Even as Mercy followed Dev's cue, Katya stiffened. An instant later, that stiffness was gone, leached out of her like so much air, her shoulders slumping. He couldn't bear to see her that way. Leaving Cory to complete the verification process, he walked to stand at her side, then thought to hell with it and put his arm around her waist, tugging her into the heat of his body.

She didn't soften for him . . . but neither did she pull away.

"Cory," Vaughn called out, making no comment on Dev's actions, "you done?"

Mercy, however, gave Dev a hard glance. The truth hit him like a lightning bolt - if Katya refused to return to New York with him, the leopards would find some way for her to stay.
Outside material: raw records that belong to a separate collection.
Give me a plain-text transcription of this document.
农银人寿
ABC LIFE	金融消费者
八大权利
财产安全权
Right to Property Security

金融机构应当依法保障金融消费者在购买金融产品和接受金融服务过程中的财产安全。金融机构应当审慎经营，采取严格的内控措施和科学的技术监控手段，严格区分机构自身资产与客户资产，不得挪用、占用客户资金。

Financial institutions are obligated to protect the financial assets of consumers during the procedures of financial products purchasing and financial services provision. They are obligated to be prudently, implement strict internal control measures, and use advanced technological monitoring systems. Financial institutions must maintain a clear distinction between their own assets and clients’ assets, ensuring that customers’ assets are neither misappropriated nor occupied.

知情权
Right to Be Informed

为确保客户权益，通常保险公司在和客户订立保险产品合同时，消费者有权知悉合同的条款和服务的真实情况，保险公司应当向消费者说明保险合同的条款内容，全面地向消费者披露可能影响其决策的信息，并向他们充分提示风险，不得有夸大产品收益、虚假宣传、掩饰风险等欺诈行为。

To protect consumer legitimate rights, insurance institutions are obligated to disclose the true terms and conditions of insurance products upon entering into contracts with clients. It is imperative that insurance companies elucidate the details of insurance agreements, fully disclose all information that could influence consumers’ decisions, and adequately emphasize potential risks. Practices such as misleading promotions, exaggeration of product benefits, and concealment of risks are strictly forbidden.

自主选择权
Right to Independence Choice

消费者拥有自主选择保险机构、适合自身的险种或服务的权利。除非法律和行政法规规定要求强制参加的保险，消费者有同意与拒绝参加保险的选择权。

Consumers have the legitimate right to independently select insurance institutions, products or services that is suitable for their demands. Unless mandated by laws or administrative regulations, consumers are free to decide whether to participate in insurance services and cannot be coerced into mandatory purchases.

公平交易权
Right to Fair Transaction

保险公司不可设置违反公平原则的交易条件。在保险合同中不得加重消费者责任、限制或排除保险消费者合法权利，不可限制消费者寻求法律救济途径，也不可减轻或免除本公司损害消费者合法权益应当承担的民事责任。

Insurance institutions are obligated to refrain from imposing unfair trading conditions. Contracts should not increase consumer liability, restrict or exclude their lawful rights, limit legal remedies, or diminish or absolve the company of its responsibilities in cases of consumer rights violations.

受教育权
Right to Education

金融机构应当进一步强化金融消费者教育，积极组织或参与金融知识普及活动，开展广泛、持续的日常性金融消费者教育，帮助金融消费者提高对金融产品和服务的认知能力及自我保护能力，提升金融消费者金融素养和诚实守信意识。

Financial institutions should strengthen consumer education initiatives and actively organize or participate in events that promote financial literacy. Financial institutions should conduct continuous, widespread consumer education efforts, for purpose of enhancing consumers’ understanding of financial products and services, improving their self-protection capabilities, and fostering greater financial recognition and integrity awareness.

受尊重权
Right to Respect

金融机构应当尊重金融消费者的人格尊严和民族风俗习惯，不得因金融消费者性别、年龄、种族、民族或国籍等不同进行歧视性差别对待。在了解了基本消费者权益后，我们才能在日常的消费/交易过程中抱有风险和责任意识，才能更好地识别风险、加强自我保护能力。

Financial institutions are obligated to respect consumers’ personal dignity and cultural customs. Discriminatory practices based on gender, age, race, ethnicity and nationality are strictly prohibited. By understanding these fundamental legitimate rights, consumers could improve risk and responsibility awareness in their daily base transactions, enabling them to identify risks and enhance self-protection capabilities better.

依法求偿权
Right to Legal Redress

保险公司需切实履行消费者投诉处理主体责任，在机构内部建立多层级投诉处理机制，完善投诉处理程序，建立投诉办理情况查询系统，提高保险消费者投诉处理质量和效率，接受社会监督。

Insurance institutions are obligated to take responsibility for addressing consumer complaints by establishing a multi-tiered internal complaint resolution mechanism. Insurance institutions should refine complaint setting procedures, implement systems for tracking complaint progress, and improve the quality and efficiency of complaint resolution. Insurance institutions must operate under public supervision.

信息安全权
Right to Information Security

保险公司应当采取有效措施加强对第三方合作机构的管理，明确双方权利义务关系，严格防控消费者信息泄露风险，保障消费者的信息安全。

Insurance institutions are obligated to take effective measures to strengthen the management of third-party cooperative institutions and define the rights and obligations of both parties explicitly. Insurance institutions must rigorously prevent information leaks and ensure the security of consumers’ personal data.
After all, not only was Ashaya a phenomenally gifted M-Psy, the leopards also had two cardinals in their pack. 

He met Mercy's gaze, held it. After a while, she gave the slightest of smiles. "Guess we'll be heading off. See you later, Dev. Katya, here's my number." She handed over a card. "Call if you need me."

Dev waited until the cats had left to say, "You going to call her?"

"No." Rubbing one edge with her fingertips, she slid the card into a pocket. "Ashaya's a good person, but she doesn't understand how badly he changed me. I see him now, you know - Ming - that birthmark on his face is unmistakable. His expression never changed," she murmured, "no matter what he did or how much I begged."

Rage, sudden and uncontrollable, wrapped around his throat as he shifted their stance so that he could look down into her face. But she didn't give him the chance to speak, putting her hands on his chest and pushing. "Why are you holding me?"

"Because you looked like you needed it."

The blunt answer seemed to set her off balance. But only for an instant. "You can't do this, Dev."

"Do what?" He played with a strand of her hair that was flirting with the breeze.

She reached up to push away his hand. "Tell me you've given orders to allow the use of deadly force against me one minute and stroke me the next!"

"I was supremely pissed when I told you that," he said, breaking every one of his rules about engaging with the enemy.

"Because you thought I'd played you." A furious mix of hurt and anger. "And you still think that."

"What else am I supposed to think?" He lost his own temper. "You're a fucking powerful telepath and yet you forgot? It's like not remembering you have a limb!"

"It's not the same!" she yelled back, then clutched her head.

He immediately cupped her cheek. "What is it?"

"Shh." Lines formed between her eyes.

He waited for almost two minutes as she stood there, her head cocked in a way that implied listening, as if she was beginning to divine the secrets of her past. But when she looked up, there was only a haunted kind of pain in her eyes. "I'm starting to see even the parts that were hidden deep."

At that instant, he couldn't not believe her. "Good."

"I'm not sure." Her throat worked as she swallowed. "I did things in those labs, Dev, things I don't want to remember."

The fear in her voice rocked him. He'd become used to seeing her as the survivor who'd woken in that hospital bed, the steel-willed woman who'd asked him for a promise of death. But that woman had once been a Psy scientist, might well have done unforgivable things. "Whoever that woman was," he said, voice harsh, "she died in the months you spent with that monster."

"That's too easy." An implacable decision. "No, I have to see, I have to know."